Le ayudó a quitarse la bata y las zapatillas, le trajo sus zapatos, su cazadora de invierno, con el cuello de piel, porque ya refrescaba, le encontró las llaves del coche, que él buscaba entre los muebles con ineptitud de sonámbulo, con una sonrisa feliz en su cara abotargada por la comida y la bebida, sobre todo la bebida, porque comer, lo que se decía comer, explicaba Lali, no comía casi nada, picaba apenas, como un pajarito.

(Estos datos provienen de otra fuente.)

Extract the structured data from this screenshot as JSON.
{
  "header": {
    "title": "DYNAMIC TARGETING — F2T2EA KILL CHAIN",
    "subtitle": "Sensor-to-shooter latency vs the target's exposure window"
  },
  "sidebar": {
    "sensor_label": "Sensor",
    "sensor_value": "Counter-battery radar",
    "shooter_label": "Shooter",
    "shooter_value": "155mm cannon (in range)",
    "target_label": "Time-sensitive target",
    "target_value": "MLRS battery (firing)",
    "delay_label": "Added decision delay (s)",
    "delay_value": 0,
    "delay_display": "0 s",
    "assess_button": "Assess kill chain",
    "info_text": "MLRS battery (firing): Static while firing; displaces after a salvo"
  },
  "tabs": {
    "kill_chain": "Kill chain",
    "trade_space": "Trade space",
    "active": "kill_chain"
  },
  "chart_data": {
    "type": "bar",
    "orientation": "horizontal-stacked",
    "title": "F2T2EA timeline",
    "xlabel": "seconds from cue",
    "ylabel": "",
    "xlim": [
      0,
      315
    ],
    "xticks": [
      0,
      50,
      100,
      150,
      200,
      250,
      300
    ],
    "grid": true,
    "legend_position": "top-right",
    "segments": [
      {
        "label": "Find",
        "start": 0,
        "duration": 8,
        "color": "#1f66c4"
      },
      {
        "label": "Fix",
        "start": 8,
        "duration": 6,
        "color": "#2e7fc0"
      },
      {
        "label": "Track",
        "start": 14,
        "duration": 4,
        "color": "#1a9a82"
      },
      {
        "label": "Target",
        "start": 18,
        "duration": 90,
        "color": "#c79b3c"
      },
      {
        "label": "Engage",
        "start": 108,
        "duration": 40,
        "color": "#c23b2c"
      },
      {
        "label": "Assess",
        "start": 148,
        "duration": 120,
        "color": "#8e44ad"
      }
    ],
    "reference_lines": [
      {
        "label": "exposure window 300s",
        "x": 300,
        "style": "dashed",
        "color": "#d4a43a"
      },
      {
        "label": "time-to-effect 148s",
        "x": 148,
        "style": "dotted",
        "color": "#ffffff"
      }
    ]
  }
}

Volvimos a Loyola dando bandazos en el coche del brigada Peláez por una carretera oscura y afortunadamente casi vacía. Condujo tan rápido que aún nos quedó tiempo para tomar una última copa en el mismo bar donde Pepe Rifón y yo nos habíamos vuelto a vestir de uniforme. Ya le temblaba un poco la mano, y su piel adquiría de nuevo, bajo las luces crudas del bar, una palidez violácea. Tenía los ojos turbios, brillantes y sentimentales cuando propuso un último brindis, y apoyaba firmemente el codo en la barra, como anclándose a ella: de pronto era un hombre envejecido, bebedor y más bien patético, y al brindar con él nos transmitía toda la congoja de una despedida que al brigada le importaba mucho más que a nosotros. Nosotros, al fin y al cabo, nos íbamos: él se quedaba, a él le quedaba más mili que al monolito, que al palo de la bandera, que a los reclutas que esa misma noche estaban durmiendo por segunda vez en los barracones de Vitoria.

– Os voy a echar de menos -repitió después, cuando se iba en el coche-. Pero me alegro mucho de que os falte ya tan poco tiempo para iros de aquí. ¿Me veis la idea?

XXII.

Ya sí, ya era verdad, aunque costara tanto creérselo, nos íbamos, estábamos a punto, rozando el instante de la huida, de la autorizada deserción final, aproximándonos al cumplimiento del deseo más fieramente sostenido, irnos, marcharnos, abrirnos de allí, nos faltaban unas horas, no meses ni semanas ni días, horas, minutos que iban devanándose en los relojes desde antes del amanecer, la madrugada invernal del último día, el último toque de diana, el último despertar angustioso, la última carrera hacia el patio arrastrando las botas sin atar, subiéndose los pantalones, abrochándose de cualquier modo la guerrera, la última formación bajo los soportales, porque estaba lloviendo, y la lluvia chorreaba en los canalones y resonaba en la oscuridad todavía nocturna igual que el invierno anterior, pero ya nunca más volveríamos a oírla ni a oler la humedad y la niebla del río, y ni siquiera oiríamos esa noche los toques de retreta y luego de silencio, pues nos habríamos ido varias horas antes.